Ambulance workers, healthcare professionals and supporters gathered at Parliament House on 17 November to present a petition with 44,000 signatures demanding an end to ramping and greater funding for ambulance services.

Speakers at the rally described direct experience of ramping, having lost family members to the long wait times. In one instance three months ago, a 60-year-old woman unable to breathe waited 35 minutes for help. The ambulance station was just three minutes from her house, but it had no vehicles available. She died.

“Ramping is worse than ever, our workload continues to rise, and people cannot get the help they need when they need it most”, Lynsey Irwin, president of the ambulance workers’ union, said, addressing the crowd.

As she spoke, ambulances passed and honked their horns. So did fire engines. Firies are another part of the workforce bearing the brunt of this crisis.

“What’s been happening is a larger number of what the fire service calls ‘ambulance assist’”, Max Adlam, secretary of the United Fire Fighters Union, told Red Flag.

 “Ambulance assist is generally where the ambos would call the firies to come and help them. But what’s been happening is not only are the numbers of those calls increasing, but now we’re finding incidents where firies are being called to an event where there is no ambulance—where there will be no ambulance for a considerable period. They’re being called to attend incidents where they don’t have the equipment [and] they certainly don’t have the training.”

This situation is set to worsen with the Marshall government’s plan to allow the coronavirus to begin circulating in the state from 26 November.

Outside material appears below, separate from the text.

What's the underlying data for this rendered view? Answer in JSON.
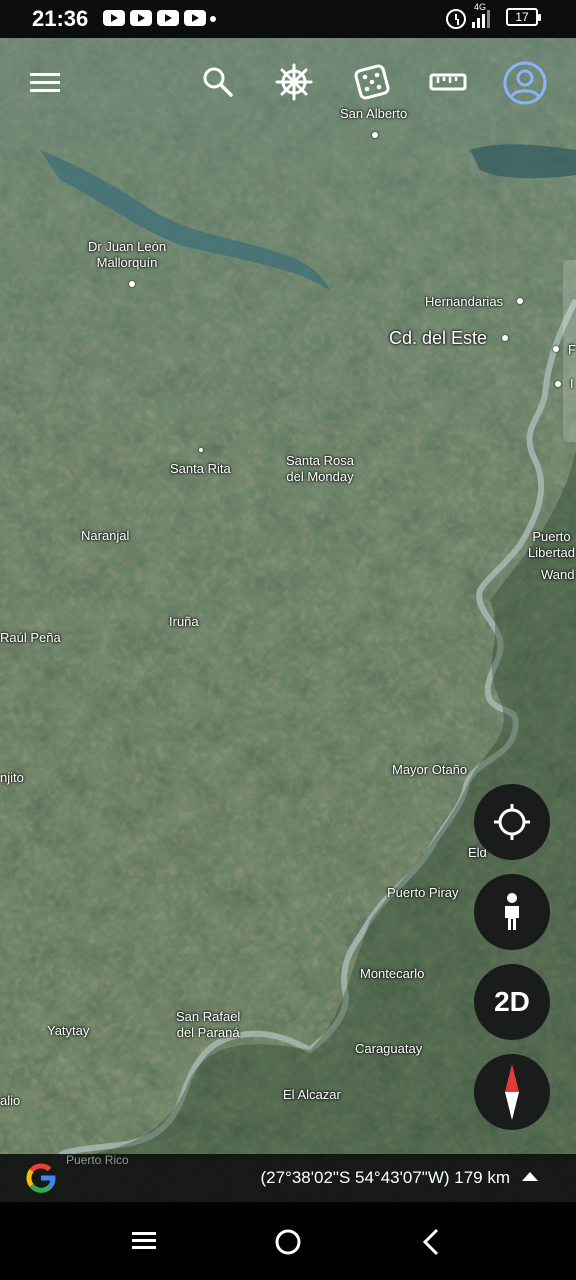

“The research says that four to six weeks after borders opening is when we start to see peak numbers, so we all know that come January it’s not gonna be a very fun time at work”, Irwin said.

“There’s been no COVID preparation for the South Australian ambulance service, so while other health services like doctors, nurses and hospitals have had a plan for funding and for when COVID comes, we’ve had nothing. Not a single extra resource that has been planned in COVID preparedness.”